Is this another example of NZ thinking too short term instead of having a longer approach to this problem. Agriculture is still NZ's biggest industry and needs this technology to help it grow.

Like many of these decisions  it all comes down to costs, and with events in the last two weeks dragging at the governments coffers, maybe this sort of service is all the country can afford.

 

Are you happy with second-rate broadband, Fed Farmers telecoms spokesman Donald Aubrey is asking rural residents. Minister for Communications and Information Technology Steven Joyce last week went seeking national  coverage proposals reports Rural News.“With this approach we will achieve our target of 80% of rural households and businesses having access to broadband services of 5Mbps or better and the remaining 20% on speeds of 1Mbps within six years,” says Joyce.
 

Aubrey says these targets are not nearly ambitious enough.“The question rural NZ has before it is: are you happy with a second rate service?
“The 1.07 million Kiwis classed as rural don’t want what Wellington had; they want to exceed Government aspirations by seeking what Wellington will have… Government is not ambitious enough about seeding the next agricultural revolution.” Ultrafast broadband serving farms would be a paradigm shift socially, culturally and economically, Aubrey argues.
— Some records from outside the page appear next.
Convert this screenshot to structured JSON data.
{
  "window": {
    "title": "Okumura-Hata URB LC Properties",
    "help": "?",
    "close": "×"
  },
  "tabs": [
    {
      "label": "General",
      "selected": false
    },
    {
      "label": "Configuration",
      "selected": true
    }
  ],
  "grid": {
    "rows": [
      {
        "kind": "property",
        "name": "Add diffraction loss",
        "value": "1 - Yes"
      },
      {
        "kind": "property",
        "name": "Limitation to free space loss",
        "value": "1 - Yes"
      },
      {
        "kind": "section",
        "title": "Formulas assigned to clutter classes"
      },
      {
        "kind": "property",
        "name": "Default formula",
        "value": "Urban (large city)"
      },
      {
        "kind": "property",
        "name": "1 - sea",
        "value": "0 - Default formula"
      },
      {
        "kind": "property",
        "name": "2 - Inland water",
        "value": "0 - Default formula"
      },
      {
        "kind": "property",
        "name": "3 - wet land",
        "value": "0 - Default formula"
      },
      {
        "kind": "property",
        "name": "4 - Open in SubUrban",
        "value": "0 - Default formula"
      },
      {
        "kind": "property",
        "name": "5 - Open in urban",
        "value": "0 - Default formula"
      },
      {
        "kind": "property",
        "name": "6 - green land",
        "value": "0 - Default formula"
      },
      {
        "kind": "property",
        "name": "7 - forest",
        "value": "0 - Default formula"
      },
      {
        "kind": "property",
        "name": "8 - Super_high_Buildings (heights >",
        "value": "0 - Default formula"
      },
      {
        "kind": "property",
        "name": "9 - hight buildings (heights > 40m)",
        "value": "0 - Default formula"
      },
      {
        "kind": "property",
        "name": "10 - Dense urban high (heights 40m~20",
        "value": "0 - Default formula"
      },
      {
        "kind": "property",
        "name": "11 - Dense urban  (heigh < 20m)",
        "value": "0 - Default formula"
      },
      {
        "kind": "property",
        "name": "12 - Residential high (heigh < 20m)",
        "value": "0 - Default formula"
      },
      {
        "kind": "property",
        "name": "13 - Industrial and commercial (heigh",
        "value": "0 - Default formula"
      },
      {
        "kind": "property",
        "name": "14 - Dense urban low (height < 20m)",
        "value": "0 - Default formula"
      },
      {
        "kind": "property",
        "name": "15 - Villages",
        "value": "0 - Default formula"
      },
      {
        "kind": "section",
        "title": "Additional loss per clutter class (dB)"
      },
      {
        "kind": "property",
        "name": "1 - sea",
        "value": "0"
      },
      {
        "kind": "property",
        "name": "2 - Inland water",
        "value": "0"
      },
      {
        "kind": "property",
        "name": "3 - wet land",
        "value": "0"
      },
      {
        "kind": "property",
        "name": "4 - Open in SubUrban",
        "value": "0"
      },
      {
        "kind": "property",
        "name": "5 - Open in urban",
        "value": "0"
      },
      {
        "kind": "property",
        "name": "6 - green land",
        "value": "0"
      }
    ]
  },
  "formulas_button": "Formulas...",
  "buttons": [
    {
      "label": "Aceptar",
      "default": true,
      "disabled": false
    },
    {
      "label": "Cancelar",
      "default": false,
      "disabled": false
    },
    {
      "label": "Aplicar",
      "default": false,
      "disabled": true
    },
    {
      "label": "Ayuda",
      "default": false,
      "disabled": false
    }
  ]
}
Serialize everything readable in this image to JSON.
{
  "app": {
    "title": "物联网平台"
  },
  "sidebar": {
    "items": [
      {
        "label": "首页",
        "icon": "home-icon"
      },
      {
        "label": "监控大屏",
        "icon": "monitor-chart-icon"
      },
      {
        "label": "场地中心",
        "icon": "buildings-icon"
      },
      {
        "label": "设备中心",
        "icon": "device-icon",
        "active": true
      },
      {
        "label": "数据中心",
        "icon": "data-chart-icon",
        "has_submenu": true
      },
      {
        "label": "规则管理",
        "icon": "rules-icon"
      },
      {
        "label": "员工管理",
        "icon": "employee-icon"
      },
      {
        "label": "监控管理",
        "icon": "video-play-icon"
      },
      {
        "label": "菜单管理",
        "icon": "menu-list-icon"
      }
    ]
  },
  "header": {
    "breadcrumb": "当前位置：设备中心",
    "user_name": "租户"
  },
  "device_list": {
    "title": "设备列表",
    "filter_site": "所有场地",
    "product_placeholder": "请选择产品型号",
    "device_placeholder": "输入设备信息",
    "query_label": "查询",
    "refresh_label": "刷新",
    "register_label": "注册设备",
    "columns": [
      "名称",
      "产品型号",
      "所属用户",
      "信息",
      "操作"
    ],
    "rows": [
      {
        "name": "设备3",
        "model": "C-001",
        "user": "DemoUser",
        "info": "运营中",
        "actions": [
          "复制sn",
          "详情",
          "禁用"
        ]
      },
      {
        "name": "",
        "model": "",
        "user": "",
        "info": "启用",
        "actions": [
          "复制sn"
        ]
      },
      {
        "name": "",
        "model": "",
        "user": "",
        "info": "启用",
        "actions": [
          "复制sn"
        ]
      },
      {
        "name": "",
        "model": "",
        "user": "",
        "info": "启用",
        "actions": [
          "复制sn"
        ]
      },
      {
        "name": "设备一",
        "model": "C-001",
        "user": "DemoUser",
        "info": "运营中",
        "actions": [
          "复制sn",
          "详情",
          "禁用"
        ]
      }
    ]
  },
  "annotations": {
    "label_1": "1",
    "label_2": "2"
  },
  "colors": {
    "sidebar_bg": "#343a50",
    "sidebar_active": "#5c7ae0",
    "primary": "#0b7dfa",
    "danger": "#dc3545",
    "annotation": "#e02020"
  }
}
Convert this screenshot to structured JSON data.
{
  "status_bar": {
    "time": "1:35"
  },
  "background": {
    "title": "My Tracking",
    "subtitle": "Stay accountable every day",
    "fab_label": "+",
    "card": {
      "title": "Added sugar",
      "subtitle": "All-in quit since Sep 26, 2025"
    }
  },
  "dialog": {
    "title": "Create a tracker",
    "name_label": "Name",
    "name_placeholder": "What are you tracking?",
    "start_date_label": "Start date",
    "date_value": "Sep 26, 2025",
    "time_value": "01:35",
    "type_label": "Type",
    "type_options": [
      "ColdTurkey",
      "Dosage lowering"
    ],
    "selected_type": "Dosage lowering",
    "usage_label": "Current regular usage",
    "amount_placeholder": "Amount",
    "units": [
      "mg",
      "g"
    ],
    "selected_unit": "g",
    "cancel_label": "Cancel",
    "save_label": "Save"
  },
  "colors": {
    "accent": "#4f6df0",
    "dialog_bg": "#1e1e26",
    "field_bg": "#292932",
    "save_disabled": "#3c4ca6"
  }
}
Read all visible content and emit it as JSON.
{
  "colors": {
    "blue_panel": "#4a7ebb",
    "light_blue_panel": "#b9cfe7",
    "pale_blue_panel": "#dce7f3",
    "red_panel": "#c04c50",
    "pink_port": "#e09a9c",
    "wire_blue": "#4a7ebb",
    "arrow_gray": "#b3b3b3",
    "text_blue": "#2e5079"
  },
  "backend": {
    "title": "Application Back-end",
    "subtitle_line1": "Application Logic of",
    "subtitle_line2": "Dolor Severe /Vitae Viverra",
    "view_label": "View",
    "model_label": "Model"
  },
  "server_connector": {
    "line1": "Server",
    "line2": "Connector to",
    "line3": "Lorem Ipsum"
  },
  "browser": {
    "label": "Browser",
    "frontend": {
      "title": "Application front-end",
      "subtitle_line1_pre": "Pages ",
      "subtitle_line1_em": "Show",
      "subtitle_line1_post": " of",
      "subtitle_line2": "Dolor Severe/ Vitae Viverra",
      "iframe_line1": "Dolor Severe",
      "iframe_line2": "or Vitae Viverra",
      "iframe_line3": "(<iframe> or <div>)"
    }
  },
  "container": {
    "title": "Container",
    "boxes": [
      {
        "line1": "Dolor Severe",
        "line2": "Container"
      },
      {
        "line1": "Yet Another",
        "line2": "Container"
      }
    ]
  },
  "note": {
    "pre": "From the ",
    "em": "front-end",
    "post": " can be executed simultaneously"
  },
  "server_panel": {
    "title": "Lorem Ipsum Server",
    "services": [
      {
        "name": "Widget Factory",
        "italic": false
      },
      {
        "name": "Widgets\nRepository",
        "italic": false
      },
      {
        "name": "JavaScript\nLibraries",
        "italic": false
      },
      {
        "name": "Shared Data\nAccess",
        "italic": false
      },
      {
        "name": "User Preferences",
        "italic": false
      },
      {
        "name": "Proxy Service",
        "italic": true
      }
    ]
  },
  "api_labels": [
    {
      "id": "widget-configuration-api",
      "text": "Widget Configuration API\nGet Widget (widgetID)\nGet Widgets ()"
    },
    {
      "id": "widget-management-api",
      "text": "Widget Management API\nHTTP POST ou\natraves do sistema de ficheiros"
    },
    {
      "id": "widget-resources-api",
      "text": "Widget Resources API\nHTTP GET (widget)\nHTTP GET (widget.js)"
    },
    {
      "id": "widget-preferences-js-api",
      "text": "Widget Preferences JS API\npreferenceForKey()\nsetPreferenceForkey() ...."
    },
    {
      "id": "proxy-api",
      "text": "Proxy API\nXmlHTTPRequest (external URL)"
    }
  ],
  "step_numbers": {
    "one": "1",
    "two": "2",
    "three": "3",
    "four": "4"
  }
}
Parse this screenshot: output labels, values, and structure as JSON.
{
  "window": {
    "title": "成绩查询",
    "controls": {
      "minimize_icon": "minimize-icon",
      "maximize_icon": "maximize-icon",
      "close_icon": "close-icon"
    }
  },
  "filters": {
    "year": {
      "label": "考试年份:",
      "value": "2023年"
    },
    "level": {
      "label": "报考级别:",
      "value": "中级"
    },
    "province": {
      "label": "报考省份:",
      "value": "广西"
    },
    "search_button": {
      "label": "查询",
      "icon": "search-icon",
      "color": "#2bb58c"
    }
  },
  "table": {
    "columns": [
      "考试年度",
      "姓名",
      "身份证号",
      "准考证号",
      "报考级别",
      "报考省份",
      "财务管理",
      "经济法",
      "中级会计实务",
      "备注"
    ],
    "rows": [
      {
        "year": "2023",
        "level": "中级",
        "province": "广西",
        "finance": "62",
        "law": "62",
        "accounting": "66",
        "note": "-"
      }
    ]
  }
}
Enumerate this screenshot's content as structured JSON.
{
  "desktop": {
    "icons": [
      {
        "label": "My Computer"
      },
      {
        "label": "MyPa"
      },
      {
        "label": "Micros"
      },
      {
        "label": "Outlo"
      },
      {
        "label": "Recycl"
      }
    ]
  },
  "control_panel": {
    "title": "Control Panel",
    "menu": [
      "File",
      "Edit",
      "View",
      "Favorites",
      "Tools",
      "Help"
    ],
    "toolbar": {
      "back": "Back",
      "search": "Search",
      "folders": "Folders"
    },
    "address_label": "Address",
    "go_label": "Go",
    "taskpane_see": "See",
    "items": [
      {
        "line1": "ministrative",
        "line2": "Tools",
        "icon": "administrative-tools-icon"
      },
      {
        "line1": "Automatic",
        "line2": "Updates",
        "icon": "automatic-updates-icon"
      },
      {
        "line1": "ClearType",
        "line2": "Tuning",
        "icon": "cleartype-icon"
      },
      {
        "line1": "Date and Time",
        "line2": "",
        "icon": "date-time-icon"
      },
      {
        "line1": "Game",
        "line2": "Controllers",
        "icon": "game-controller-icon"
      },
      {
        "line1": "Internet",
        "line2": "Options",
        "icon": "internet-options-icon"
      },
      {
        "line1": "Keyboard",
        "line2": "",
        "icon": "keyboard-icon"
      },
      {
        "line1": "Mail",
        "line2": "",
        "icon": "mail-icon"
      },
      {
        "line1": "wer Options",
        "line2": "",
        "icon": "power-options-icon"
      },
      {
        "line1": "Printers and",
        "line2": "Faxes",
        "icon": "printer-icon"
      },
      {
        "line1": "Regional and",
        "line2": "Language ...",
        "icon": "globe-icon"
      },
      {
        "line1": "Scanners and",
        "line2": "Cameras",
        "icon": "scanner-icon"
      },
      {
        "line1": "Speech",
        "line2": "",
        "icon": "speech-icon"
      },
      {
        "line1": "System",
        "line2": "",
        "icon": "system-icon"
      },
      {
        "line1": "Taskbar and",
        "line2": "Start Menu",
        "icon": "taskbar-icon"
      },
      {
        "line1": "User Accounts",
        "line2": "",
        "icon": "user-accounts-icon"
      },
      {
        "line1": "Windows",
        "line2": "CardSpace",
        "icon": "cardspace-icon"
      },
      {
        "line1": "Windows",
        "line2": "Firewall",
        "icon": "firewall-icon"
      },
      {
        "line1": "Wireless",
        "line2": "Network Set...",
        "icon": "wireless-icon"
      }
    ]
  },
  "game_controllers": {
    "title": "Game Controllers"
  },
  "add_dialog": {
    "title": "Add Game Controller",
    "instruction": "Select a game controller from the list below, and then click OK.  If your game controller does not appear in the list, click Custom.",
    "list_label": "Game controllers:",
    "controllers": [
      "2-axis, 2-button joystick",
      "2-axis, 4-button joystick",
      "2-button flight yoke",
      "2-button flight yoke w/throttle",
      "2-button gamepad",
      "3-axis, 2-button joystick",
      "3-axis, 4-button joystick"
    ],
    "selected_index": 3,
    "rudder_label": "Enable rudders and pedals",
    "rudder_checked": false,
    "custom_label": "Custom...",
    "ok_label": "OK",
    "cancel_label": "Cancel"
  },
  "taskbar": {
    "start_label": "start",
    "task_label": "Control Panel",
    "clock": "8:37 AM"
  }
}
“The social, education and medical advances enabled by ultrafast broadband should be as available here as in the cities. Broadband enhances social connectedness while crushing the tyranny of distance.“Our agricultural businesses produce two-thirds of our country’s export dollars. When we say ‘rural’ we don’t just mean agriculture, but tourism and services that also demand enhanced broadband to flourish.

That said, last week’s announcement is “another positive step”, Government having already hiked funding from $48 million to $300m, he acknowledges. “With this approach, some 860,000 Kiwis in rural NZ may eventually have the broadband speeds consumers in Wellington currently have, while 215,000 rural Kiwis may end up with just a fifth of that speed.”